Menurut teori van Naerssen, pada masa pemerintahan Rakai Panangkaran (pengganti
Sanjaya sekitar tahun770-an), kekuasaan atas Medang direbut oleh Wangsa
Syailendra yang beragama Buddha Mahayana.
Prasasti Peninggalan Mataram Kuno |
Mulai saat itu Wangsa
Syailendra berkuasa diseluruh Pulau Jawa, bahkan berhasil pula menguasai
Kerajaan Sriwijaya penguasa seluruh Pulau Sumatra. Sampai akhirnya, sekitar
tahun 840-an, seorang keturunan Sanjaya bernama Rakai Pikatan berhasil menikahi
Pramodawardhani putri mahkota Wangsa Syailendra. Berkat perkawinan itu ia bisa
menjadi raja Medang, dan memindahkan istananya ke Mamrati (Magelang).
Peristiwa tersebut
dianggap sebagai awal kebangkitan kembali Wangsa Sanjaya. Menurut teori Bosch,
nama raja-raja Medang dalam Prasasti Mantyasih dianggap sebagai anggota Wangsa
Sanjaya secara keseluruhan. Sementara itu Slamet Muljana berpendapat bahwa
daftar tersebut adalah daftar raja-raja yang pernah berkuasa di Medang, dan
bukan daftar silsilah keturunan Sanjaya. Contoh yang diajukan Slamet Muljana
adalah Rakai Panangkaran yang diyakininya bukan putra Sanjaya. Alasannya ialah,
prasasti Kalasan tahun778 memuji Rakai Panangkaran sebagai “permata wangsa
Syailendra” (Syailendrawangsatilaka). Dengan demikian pendapat ini menolak
teori van Naerssen tentang kekalahan Rakai Panangkaran oleh seorang raja
Sailendra.
Menurut teori Slamet
Muljana, raja-raja Medang versi Prasasti Mantyasih mulai dari Rakai Panangkaran
sampai dengan Rakai Garung adalah anggota Wangsa Syailendra. Sedangkan
kebangkitan Wangsa Sanjaya baru dimulai sejak Rakai Pikatan naik tahta
menggantikan Rakai Garung. Istilah Rakai pada zaman Medang identik dengan Bhre
pada zaman Majapahit, yang bermakna “penguasa di”. Jadi, gelar Rakai
Panangkaran sama artinya dengan “Penguasa di Panangkaran”. Nama aslinya
ditemukan dalam prasasti Kalasan, yaitu Dyah Pancapana.
Slamet Muljana
kemudian mengidentifikasi Rakai Panunggalan sampai Rakai Garung dengan
nama-nama raja Wangsa Syailendra yang telah diketahui, misalnya Dharanindra
ataupun Samaratungga yang selama ini cenderung dianggap bukan bagian dari
daftar para raja versi Prasasti Mantyasih. Sementara itu, dinasti ketiga yang
berkuasa di Medang adalah Wangsa Isyana yang baru muncul pada ‘’periode Jawa
Timur’’. Dinasti ini didirikan oleh Mpu Sindok. Sri Maharaja Isyana
Dharmawangsa Teguh Anantawikramottunggadewa adalah raja terakhir Kerajaan
Medang yang memerintah pada tahun 991–1007 atau 1016.

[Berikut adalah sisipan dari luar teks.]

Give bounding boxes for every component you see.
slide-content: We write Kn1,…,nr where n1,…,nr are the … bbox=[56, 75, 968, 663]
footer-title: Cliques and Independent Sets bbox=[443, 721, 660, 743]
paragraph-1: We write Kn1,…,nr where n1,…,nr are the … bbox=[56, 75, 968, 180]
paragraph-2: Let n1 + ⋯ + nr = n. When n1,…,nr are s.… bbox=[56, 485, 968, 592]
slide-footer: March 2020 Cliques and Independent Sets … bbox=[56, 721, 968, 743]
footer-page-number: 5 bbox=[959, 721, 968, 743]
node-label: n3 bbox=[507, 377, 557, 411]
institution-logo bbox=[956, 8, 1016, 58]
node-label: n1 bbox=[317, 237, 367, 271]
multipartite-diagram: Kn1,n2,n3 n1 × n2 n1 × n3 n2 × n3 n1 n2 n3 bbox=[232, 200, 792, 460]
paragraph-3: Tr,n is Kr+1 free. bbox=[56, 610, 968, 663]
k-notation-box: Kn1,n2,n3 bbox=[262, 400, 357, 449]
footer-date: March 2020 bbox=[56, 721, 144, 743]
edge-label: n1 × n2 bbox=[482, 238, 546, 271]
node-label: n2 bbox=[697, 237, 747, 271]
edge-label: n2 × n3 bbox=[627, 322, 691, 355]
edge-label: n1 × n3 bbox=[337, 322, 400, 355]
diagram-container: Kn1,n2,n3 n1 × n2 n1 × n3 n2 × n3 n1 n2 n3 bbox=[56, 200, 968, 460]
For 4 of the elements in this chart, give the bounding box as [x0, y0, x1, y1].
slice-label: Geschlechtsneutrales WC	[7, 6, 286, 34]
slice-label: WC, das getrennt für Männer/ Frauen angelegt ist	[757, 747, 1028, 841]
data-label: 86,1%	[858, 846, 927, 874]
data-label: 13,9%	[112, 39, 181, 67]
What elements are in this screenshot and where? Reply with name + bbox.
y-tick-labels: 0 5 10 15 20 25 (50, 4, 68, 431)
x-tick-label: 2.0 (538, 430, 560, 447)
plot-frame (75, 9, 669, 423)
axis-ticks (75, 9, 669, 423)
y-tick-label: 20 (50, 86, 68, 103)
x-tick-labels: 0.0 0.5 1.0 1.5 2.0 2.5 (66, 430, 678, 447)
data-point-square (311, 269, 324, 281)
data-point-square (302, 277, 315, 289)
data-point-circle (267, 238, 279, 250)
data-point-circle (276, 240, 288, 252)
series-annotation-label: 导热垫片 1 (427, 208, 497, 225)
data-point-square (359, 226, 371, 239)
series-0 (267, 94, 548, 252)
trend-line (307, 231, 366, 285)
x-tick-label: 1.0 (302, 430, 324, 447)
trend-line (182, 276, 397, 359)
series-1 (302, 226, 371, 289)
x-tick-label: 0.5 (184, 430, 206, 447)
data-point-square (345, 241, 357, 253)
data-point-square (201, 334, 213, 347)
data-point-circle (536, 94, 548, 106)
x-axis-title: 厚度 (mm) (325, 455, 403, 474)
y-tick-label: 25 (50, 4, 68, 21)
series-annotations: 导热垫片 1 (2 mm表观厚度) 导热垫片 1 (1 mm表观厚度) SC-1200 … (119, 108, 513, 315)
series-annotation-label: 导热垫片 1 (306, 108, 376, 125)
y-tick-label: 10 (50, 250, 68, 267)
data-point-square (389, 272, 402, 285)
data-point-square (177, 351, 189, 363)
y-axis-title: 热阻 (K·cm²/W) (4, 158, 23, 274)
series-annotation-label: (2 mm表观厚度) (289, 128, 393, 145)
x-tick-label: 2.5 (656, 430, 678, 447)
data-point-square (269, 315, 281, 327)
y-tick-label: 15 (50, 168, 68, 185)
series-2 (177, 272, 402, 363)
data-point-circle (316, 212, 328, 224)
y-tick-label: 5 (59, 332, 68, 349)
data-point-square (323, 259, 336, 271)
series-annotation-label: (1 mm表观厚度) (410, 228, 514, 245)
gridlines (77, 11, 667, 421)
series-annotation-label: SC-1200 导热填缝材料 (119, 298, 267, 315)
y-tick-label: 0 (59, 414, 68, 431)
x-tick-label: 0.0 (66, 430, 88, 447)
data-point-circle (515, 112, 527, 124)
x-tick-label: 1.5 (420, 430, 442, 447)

Candi Mendut, Peninggalan Mataram Kuno |
Asal-Usul Prasasti
Pucangan tahun 1041 dikeluarkan oleh raja bernama Airlangga yang menyebut
dirinya sebagai anggota keluarga Dharmawangsa Teguh. Disebutkan pula bahwa
Airlangga adalah putra pasangan Mahendradatta dengan Udayana raja Bali. Adapun
Mahendradatta adalah putri Makuthawangsawardhana dari Wangsa Isyana. Airlangga
sendiri kemudian menjadi menantu Dharmawangsa.
Pada umumnya para
sejarawan sepakat menyebut Dharmawangsa sebagai putra Makuthawangsawardhana.
Teori ini diperkuat oleh prasasti Sirah Keting yang menyebut Dharmawangsa
sebagai anggota Wangsa Isyana. Jadi kesimpulannya, Makuthawangsawardhana
memiliki dua orang anak, yaitu Mahendradatta dan Dharmawangsa. Mahendradatta
menjadi permaisuri di Bali dan melahirkan Airlangga.
Sementara itu,
Dharmawangsa menggantikan Makuthawangsawardhana sebagai raja Kerajaan Medang.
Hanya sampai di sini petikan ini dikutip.